Within GRAIN, Aziz developed working relations and close friendships with many of our staff in different parts of the world. He stayed with us in Argentina and Mexico, where he was supporting local struggles against the ravages of neoliberalism. He was constantly connecting us to different movements and activists across the world, such as the Palestinian Boycott-Divestment-Sanctions movement, labour unions, media workers, digital activists and immigrant workers collectives. He helped us strategise on how to work with street vendors’ organisations in Asia, brought us in closer touch with the Asia-Pacific Research Network and introduced us to key Maori activists fighting for people’s collective rights in relation to seeds, biodiversity and knowledge in New Zealand/Aotearoa. Just recently, Aziz helped bilaterals.org create the space for, and find, a young new team member in southern Africa.

We are going to sorely miss Aziz’s deeply insightful guidance, wonderful comraderie, biting humour and intellectual heft. His anti-colonialism, anti-imperialism and anti-racism were in his DNA and inspired us daily. Aziz’s departure leaves a hole in our hearts, but he has filled our lives with friends, allies and courage we otherwise would not have had.
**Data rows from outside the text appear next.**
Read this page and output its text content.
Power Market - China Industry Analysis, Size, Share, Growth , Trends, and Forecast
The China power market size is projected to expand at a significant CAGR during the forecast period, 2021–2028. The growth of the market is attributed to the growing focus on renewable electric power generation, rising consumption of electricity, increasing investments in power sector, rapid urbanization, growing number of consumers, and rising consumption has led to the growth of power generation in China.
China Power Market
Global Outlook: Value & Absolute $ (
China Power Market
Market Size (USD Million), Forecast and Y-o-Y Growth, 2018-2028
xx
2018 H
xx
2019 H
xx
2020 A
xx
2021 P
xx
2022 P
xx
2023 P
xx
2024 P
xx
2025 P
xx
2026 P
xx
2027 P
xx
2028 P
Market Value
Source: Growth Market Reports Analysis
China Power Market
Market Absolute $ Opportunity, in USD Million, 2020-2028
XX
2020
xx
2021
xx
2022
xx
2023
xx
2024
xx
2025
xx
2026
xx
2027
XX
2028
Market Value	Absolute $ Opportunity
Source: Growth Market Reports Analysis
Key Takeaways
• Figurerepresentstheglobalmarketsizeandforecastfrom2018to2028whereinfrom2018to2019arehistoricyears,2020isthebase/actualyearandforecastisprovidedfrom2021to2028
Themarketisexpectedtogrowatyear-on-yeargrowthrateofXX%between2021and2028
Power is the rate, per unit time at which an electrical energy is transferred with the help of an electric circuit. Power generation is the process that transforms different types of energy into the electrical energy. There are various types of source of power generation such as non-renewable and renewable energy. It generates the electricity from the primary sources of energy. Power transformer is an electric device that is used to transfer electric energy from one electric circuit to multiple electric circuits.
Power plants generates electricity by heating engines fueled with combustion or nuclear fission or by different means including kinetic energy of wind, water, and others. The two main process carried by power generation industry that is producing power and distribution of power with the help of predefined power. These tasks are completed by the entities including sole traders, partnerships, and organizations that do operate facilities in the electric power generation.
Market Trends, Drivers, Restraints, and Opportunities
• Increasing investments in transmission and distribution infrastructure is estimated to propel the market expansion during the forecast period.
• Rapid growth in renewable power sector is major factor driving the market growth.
Thank you, Aziz, for all that you were. We will never forget.


Aziz’s niece Sana and brother Mansoor have launched a crowdfunding campaign in order to set up a foundation in his name. All funds raised will be distributed towards causes Aziz Choudry was passionate about, including Humanity First, support for Farmer’s, building schools and the plight of the Palestinian people. If you want to support, please visit https://www.justgiving.com/crowdfunding/sana-ahmed-184?utm_source=whatsapp&utm_medium=socpledgemobile&utm_content=sana-ahmed-184&utm_campaign=post-pledge-mobile&utm_term=np7RbDBeq

Footnotes

[1Aziz was nonetheless very critical of NGOs for, as he saw it, taking the place of social movements, speaking on behalf of others and working on “issues” in a way that misses the bigger picture and debilitates the struggle.